Principal Secretary in the State Department of Early Learning and Basis Education, Belio Kipsang on Monday instructed school heads to utilise a recently adopted web-based tool – the National Education Management Information System (EMIS) – to make prompt requests when and as needs arise.
“We urge you to leverage on technology and EMIS so that we can be able to monitor on your requests mainly on the new students notwithstanding the fact that we’re having a single selection,” he said.
Kipsang who spoke during the rollout of a national secondary school selection exercise at the Kenya Institute of Curriculum Development (KICD) said the government will channel capitation to all secondary schools in time.
“As we go into the new school year in January, the Ministry of Education will do all that it takes to ensure you get resources in good time so that you’re able to instruct our students appropriately,” the PS assured regional security bosses.
“We shall continue to ensure that you get the necessary instructional material as well as infrastructure,” he pointed out.
According to Education Cabinet Secretary Amina Mohamed, public secondary schools will receive Sh16 billion to facelift existing infrastructures.
“Beginning January 2019, the ministry has re-adjusted FDSE vote heads to address infrastructure improvement needs.

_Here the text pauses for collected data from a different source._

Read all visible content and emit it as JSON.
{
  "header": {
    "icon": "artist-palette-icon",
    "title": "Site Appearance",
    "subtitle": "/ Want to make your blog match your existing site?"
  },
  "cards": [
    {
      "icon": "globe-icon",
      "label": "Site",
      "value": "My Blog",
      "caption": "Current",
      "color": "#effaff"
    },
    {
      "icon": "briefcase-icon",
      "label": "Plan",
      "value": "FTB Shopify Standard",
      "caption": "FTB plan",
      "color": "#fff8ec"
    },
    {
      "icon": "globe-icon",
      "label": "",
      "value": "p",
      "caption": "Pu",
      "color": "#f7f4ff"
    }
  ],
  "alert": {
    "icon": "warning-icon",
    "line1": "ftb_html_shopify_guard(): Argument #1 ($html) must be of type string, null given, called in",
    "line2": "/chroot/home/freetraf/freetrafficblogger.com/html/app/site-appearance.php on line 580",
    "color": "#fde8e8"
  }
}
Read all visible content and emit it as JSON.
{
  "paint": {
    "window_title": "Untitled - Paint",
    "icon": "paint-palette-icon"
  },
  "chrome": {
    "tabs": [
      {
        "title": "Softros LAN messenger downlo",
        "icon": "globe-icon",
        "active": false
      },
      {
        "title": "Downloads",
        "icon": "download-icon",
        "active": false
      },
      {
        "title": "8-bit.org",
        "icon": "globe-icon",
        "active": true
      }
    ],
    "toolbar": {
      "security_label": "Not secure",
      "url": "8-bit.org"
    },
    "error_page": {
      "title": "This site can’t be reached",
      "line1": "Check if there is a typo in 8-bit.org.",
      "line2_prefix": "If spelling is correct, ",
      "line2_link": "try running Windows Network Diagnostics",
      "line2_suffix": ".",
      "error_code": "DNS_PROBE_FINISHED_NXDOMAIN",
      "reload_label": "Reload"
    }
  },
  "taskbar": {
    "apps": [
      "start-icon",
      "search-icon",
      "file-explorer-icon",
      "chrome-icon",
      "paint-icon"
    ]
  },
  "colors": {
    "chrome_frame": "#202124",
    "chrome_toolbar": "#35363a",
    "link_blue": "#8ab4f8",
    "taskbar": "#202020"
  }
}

Principals will therefore adjust their budgets accordingly to provide for infrastructure improvement on this specific vote head,” she said.
The schools will also receive Sh22,244 annually for each of the 1,032,334 student placed in Form One.
The ministry warned school managers against arbitrary adjustment of fees levied in their institutions.
“All schools must provide accurate and up to date enrolment data and register all bank accounts operated by the schools with the ministry. I want to sound a clear warning to Principals to desist from introducing any illegal fees and levies,” CS Mohamed directed.
“If allowed to take root, illegal levies will frustrate the attainment of 100 per cent transition and deny learners the right to education,” she noted.
She vowed to lead ministry officials in monitoring the implementation of government-sanctioned free structures warning school managers found to be flouting the rules of dire consequences.
“I will lead senior ministry officials on nationwide monitoring exercise to ensure that fee guidelines are strictly adhered to. Charging illegal levies will be treated as a crime of corruption and attendant criminal measures taken against the culprits,” the CS undertook promising to deal decisively with cases of lethargy among education officials tasked with monitoring the implementation of fee guidelines in public schools.